The legal challenges haven't been as mountainous as one might think, since there is a genetic connection. The trickiest bit is drafting a will that guarantees that the children end up with one of these three, even if there is no biological link between that parent and the child.
Socially, however, there have been challenges, most poignantly after the premature birth of the youngest son, who had to stay in intensive care for a few weeks after delivery.
"Liz couldn't go in to see him because she was not 'a parent.' She could go in with me or she could go in with Nick, but she could not go in by herself," Helen remembers. "We explained what the deal was to the people who seemed like they'd be cool with it. If those people were working, we'd be fine. But there were nurses in the hospital who made a point to make Liz not feel welcome."
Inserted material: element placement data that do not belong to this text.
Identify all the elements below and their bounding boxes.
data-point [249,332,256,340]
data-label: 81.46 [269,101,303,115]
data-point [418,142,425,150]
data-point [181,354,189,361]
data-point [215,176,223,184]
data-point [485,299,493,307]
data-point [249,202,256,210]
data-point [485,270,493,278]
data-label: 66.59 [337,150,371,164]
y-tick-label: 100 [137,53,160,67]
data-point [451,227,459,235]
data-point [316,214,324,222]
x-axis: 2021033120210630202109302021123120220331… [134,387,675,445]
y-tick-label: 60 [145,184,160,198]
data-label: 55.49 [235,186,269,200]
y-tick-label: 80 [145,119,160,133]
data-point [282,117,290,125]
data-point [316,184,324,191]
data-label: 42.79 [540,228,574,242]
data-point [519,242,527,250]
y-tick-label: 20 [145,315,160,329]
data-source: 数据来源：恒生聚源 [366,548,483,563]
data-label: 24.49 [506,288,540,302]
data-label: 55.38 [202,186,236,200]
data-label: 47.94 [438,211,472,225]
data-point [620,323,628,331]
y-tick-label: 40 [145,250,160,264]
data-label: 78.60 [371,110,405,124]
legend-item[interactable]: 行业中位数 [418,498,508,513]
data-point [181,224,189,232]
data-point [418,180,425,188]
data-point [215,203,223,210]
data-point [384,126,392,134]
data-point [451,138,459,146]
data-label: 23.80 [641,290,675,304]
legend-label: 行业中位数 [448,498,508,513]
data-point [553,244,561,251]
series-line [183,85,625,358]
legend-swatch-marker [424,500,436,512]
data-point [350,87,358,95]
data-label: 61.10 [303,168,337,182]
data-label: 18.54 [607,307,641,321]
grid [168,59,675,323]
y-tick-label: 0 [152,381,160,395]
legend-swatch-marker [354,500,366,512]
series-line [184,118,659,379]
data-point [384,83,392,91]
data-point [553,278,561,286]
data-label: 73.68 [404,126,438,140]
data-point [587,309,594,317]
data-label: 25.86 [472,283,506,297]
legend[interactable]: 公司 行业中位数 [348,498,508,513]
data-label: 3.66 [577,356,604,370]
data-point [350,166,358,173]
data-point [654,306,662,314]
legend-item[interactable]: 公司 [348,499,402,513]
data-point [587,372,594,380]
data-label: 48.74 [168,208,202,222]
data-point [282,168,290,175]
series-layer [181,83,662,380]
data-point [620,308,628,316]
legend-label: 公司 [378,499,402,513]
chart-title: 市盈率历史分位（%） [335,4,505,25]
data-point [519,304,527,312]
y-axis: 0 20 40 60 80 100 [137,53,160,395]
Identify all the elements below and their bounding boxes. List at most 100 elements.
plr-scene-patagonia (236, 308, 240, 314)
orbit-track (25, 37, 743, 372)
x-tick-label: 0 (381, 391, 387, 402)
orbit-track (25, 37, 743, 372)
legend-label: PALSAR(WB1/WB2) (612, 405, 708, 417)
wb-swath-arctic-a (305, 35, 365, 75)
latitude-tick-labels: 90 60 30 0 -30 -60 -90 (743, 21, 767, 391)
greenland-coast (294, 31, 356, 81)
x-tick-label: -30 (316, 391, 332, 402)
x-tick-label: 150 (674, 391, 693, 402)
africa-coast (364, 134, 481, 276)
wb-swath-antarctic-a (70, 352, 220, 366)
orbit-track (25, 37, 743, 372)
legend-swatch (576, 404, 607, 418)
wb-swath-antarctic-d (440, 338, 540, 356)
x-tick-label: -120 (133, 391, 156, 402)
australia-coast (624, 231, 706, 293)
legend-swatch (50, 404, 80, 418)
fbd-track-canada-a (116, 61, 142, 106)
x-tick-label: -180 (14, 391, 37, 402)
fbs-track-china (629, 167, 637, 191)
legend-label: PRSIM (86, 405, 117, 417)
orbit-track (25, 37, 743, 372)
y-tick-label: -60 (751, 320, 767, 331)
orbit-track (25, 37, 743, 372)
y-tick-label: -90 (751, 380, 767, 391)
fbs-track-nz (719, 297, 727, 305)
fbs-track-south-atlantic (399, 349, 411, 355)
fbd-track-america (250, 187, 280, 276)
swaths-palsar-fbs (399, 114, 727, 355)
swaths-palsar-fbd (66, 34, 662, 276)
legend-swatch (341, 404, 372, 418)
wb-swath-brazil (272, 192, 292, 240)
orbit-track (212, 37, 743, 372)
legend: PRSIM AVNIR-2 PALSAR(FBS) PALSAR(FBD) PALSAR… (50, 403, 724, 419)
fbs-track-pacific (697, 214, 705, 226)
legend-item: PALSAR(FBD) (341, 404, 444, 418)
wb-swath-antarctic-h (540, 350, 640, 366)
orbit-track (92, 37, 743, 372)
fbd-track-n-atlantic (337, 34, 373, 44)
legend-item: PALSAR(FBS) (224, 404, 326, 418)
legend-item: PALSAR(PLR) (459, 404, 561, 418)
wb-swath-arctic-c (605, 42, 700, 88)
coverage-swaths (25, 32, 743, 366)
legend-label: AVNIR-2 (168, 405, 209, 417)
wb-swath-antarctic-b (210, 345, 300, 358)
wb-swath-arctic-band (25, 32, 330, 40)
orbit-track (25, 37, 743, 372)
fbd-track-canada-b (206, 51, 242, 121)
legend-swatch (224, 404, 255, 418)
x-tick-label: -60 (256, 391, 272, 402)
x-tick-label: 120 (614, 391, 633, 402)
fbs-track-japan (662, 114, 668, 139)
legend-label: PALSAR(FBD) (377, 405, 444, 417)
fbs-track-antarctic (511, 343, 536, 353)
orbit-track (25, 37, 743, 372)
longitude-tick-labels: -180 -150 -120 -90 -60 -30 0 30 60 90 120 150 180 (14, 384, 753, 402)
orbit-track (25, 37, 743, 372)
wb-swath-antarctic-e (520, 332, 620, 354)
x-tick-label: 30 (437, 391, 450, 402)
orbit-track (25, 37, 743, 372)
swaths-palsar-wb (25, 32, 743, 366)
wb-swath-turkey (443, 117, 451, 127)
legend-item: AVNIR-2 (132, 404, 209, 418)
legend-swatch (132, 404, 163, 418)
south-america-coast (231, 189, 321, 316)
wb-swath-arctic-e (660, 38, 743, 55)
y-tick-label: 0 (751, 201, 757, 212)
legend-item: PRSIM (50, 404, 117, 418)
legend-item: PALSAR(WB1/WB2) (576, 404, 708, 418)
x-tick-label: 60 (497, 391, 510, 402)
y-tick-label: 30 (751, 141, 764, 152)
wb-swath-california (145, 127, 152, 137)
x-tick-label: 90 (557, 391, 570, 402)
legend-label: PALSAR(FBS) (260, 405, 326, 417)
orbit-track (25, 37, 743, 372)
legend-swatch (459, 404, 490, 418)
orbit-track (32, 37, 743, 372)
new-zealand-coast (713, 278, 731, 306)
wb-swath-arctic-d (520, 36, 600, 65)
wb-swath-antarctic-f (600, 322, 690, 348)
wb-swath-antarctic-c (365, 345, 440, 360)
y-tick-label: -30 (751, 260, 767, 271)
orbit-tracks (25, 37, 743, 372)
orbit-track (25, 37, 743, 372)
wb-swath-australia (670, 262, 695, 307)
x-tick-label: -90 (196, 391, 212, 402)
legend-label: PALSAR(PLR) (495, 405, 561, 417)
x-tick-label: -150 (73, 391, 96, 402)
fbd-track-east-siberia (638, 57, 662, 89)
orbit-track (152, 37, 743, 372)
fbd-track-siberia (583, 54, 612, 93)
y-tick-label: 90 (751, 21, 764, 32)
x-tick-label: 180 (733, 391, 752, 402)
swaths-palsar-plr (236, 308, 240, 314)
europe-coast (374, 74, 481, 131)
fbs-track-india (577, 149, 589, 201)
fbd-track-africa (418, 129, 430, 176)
While the oldest son is old enough to realize that his home situation is different from other kids, he seems untroubled by it. If he asks questions, they'll be answered openly and in an age-appropriate manner.
"But he almost seems to have an innate understanding of it. It's weird, because it's never like we've sat down and had a talk. He knows that there are some things that we're discreet about. He's always known that there are people who are OK with it and people who aren't," Helen says.
She and Nick comment about how they marvel at single mothers with small children, wondering how they manage to get through without a break. Is it easier with three sets of hands?
"Oh, yeah. And I think one more would be great!" she jokes.
If you didn't know the specifics of her situation when you listen to Helen talk about her kids, you'd assume that she is in a conventional relationship.
"It sounds sort of trite but I really do think having kids makes you a better person in a lot of ways," she says. "I'm a lot less self-absorbed. Kids give you a focushere's the person who comes first. Also, just like any other parent, we have that sort of attitude of 'what was it that we talked and laughed about before we had kids?' They are just so much fun."
In her opinion, the definition of family is both broad and simple.
"Biology doesn't really enter in to it much," she says. "Two or more people who love and support each other. If you say you're a family, you're a family."